The Associated Press reports, in "Cities rethink wisdom of 50s-era parking standards," on proposals before the Zoning Commission to reduce "mandatory" parking requirements associated with new construction. Generally, the requirements are based on suburban-oriented needs. The basics of DC's zoning regulations were laid down in 1958.

DC has a much higher percentage of residents using transit for its density, as a graph produced by "Guy" for Greater Greater Washington shows. (See "The outlier.")
Transit usage in Washington

It's hard, it seems, for some people, including Councilmember Brown (as discussed on Sunday), to grapple with the fact that the competitive advantage of DC is based upon transit, not automobility.

From the AP article:

Opponents say making parking more scarce will only make the city less hospitable. Commuters like Randy Michael of Catharpin, Va., complain they are already forced to circle for hours in some neighborhoods. "Today I had an 11:30 meeting and I had to plan an extra hour just to park" said Michael, 49. It ended up taking him 40 minutes to find a metered spot.

Then don't drive. Park somewhere outside of the city and take the subway. How hard is it to figure that out?

Note that traffic on DC streets, for the most part, except for the main arteries in and out of the city, is really not that bad at most hours of the day. (My anecdotal judge of this is my ability to bicycle through main street intersections against red lights during rush hour periods.)

From the article:

Parking requirements — known to planners as "parking minimums" — have been around since the 1950s. The theory is that if buildings don't provide their own parking, too many drivers will try to park on neighborhood streets. In practice, critics say, the requirements create an excess supply of parking, making it artificially cheap. That, the argument goes, encourages unnecessary driving and makes congestion worse. The standards also encourage people to build unsightly surface lots and garages instead of inviting storefronts and residential facades, they say. Walkers must dodge cars pulling in and out of driveways, and curb cuts eat up space that could otherwise be used for trees....

The D.C. proposal would eliminate minimum parking requirements with some exceptions. Caps on parking would also be established.

In old D.C. neighborhoods like Capitol Hill and Georgetown, where parking is scarce, opponents of the change fear that if new homes don't provide off-street spots, competition for on-street parking will worsen. Ken Jarboe, a neighborhood leader from Capitol Hill, said the way to reduce traffic is to continue improving the transit system and to create incentives for people not to drive. "Simply saying, 'Let's make it more painful to park — it doesn't get you where you want to be," Jarboe said.
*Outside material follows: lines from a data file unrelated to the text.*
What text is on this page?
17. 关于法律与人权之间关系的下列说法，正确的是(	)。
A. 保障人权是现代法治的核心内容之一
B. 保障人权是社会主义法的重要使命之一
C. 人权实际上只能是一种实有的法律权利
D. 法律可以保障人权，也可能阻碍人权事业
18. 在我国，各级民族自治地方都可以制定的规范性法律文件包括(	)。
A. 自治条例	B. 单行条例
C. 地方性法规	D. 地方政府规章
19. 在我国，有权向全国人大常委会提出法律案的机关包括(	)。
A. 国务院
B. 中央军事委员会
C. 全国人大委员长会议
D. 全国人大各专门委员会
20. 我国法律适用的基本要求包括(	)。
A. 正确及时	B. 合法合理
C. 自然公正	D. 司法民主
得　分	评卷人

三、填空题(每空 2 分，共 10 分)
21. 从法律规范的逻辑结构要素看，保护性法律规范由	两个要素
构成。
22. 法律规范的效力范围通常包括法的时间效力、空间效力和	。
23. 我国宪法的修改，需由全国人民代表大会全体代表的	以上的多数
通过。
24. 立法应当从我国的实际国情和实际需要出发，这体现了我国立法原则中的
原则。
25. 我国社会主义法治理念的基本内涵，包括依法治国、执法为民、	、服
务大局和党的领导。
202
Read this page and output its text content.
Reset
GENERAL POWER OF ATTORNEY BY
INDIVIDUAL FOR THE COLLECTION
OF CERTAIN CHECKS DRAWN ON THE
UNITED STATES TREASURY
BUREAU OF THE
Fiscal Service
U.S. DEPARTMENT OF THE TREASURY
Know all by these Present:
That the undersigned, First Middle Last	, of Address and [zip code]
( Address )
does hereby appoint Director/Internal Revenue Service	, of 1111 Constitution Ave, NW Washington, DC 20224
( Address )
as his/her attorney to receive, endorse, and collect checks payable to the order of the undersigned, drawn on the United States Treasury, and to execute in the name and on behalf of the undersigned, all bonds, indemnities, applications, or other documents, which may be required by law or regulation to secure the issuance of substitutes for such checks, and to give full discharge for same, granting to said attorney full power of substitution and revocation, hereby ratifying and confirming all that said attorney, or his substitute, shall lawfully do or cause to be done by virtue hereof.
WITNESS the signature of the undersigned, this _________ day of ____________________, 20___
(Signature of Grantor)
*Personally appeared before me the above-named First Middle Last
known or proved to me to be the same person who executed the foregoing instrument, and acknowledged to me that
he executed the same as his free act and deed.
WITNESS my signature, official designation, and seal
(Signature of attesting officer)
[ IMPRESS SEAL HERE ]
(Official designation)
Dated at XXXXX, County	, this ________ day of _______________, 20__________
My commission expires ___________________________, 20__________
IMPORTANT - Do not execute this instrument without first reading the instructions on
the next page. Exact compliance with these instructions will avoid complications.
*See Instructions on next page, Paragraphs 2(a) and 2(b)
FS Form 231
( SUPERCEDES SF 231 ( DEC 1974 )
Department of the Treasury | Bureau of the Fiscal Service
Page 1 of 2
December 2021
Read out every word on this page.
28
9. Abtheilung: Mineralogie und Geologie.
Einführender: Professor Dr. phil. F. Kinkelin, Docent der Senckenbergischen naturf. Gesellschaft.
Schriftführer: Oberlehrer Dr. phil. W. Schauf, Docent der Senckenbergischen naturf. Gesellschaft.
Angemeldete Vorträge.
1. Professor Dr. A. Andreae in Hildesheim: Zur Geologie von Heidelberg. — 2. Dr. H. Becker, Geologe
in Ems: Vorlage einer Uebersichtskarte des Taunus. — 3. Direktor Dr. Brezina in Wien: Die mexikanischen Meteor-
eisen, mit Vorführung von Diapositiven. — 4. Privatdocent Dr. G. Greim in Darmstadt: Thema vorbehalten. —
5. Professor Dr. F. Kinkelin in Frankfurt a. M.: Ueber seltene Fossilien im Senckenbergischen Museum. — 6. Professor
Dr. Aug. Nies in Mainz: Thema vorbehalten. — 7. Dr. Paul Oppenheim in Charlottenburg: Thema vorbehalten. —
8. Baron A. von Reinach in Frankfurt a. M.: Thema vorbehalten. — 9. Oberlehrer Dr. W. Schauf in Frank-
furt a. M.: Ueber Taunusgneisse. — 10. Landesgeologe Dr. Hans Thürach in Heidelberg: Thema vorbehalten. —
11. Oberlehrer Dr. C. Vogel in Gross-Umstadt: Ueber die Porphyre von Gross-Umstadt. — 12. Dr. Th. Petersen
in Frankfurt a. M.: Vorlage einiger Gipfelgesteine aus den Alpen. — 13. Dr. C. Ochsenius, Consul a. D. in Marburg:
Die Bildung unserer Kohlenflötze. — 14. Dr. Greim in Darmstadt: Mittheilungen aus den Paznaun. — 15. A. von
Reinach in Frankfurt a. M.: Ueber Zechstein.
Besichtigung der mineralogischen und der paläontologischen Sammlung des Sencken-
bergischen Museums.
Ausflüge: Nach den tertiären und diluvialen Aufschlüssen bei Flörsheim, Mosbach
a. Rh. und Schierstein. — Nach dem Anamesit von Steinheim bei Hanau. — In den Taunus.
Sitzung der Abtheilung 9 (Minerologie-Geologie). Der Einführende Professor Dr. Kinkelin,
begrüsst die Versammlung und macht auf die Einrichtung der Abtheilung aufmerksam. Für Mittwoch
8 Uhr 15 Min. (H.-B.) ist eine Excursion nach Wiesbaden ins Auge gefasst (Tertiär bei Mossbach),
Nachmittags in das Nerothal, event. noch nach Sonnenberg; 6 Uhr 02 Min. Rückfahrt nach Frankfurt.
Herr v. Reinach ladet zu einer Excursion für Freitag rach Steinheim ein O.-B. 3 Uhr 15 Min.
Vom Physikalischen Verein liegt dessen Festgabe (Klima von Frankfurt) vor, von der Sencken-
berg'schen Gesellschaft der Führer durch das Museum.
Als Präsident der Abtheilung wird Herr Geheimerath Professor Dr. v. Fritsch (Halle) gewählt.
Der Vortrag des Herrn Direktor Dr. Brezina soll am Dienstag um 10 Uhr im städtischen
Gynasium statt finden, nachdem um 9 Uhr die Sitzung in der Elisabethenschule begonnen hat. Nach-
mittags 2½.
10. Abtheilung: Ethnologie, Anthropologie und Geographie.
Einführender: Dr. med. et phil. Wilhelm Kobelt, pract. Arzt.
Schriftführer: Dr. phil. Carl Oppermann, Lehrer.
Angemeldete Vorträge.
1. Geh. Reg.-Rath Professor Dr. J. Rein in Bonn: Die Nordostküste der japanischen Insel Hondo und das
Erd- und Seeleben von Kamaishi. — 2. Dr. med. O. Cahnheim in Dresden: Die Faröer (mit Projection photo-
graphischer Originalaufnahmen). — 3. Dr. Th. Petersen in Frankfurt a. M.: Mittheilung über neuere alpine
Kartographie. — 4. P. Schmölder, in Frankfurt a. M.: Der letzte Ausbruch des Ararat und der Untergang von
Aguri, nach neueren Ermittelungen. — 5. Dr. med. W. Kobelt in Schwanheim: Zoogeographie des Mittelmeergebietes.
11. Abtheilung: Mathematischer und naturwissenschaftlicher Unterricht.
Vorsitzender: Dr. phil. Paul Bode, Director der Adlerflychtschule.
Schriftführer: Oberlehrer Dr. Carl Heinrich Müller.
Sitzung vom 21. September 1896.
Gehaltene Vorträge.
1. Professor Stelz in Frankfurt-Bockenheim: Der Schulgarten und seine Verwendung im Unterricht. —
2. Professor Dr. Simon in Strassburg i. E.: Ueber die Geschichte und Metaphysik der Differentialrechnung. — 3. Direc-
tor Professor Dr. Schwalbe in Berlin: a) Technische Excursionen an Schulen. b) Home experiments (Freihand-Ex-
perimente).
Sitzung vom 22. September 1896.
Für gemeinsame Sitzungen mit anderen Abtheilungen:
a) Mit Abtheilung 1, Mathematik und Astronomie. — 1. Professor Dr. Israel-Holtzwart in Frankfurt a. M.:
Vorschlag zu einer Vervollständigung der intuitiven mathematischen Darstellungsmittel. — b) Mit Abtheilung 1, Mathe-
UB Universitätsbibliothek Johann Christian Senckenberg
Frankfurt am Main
The Ford F-350 is wider than the typical Capitol Hill rowhouse
Photo taken at 4th and A Streets SE, Capitol Hill.

Sure it does. The best incentive to not drive is to make parking difficult.

And in the meantime, ANC Commissioners could suggest much higher fees for residential parking permits. And much higher fees for each additional residential parking permit awarded to a household. And much higher fees for larger vehicles. Until then, ANC Commissioners are part of the problem.

I will say it is very difficult to park in places like Capitol Hill. A house is an average of 15 feet wide, and a car, when you figure the amount of space in front and back, is about that wide too. So you can see how having more than one car per household mucks things up.